1 Ferdinand Scherrer. «Le roc…», in Essaim 2011/2 (n° 27). https://www.cairn.info/revue-essaim-2011-2-page-83.htm
2 Joël Bernat : « Le refus de la féminité et autres rocs comme résistance majeure… » (et quelques modes de résistance à la notion de résistance). http://www.dundivanlautre.fr/lexique-freudien/joel-bernat-le-refus-de-la-feminite-et-autres-rocs-comme-resistance-majeure-et-quelques-modes-de-resistance-a-la-notion-de-resistance
3 Mariangela O. Kamnitzer Bracco. JORNAL de PSICANÁLISE 45 (83), 233-241. 2012. http://pepsic.bvsalud.org/pdf/jp/v45n83/v45n83a19.pdf
4 Sigmund Freud.
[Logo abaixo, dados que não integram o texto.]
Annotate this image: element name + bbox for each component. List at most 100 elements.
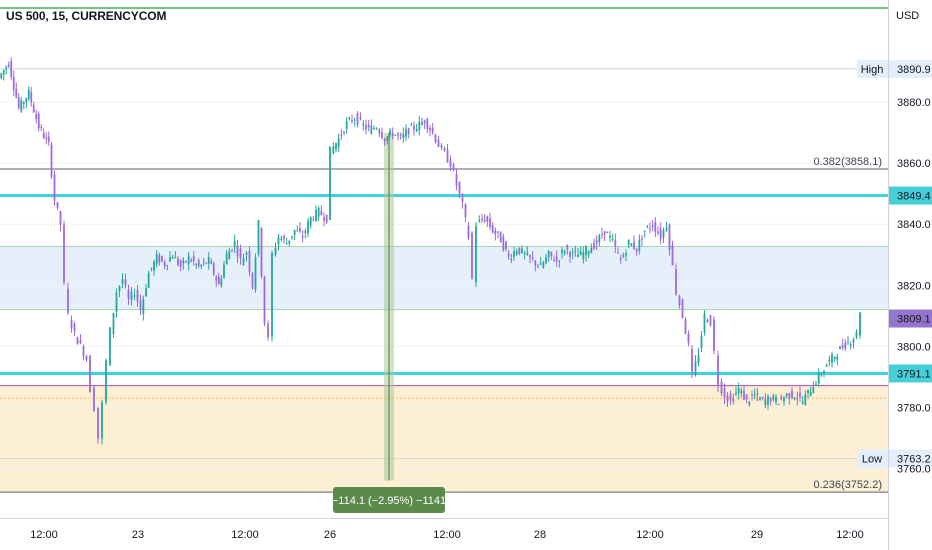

Análise Terminável e Interminável (1937) – Cia. Das Letras – 2018. Tradução: Paulo César de Souza. https://www.companhiadasletras.com.br/detalhe.php?codigo=14486
5 Sigmund Freud, « Formulations sur les deux principes du cours des événements psychiques » (1911), dans Résultats, idées, problèmes I, Paris, PUF, 1984 (souligné par moi). Rappelons que cet article a été influencé par la lecture du livre d’Otto Rank sur l’artiste: Der Künstler, Ansätze zu einer Sexualpsychologie, Leipzig und Wien, 1907.
6 Sigmund Freud, Conférences d’introduction à la psychanalyse (1916-1917), Paris, Gallimard, 1999, p. 473.
7 Sigmund Freud (1933), « La féminité » in Nouvelles conférences d’introduction à la psychanalyse, Gallimard, 1984, p. 150-181.
8 Sigmund Freud, (1938), Abrégé de psychanalyse, P.U.F., 1985.
9 Jacques Lacan, L’angoisse, op. cit., p. 159.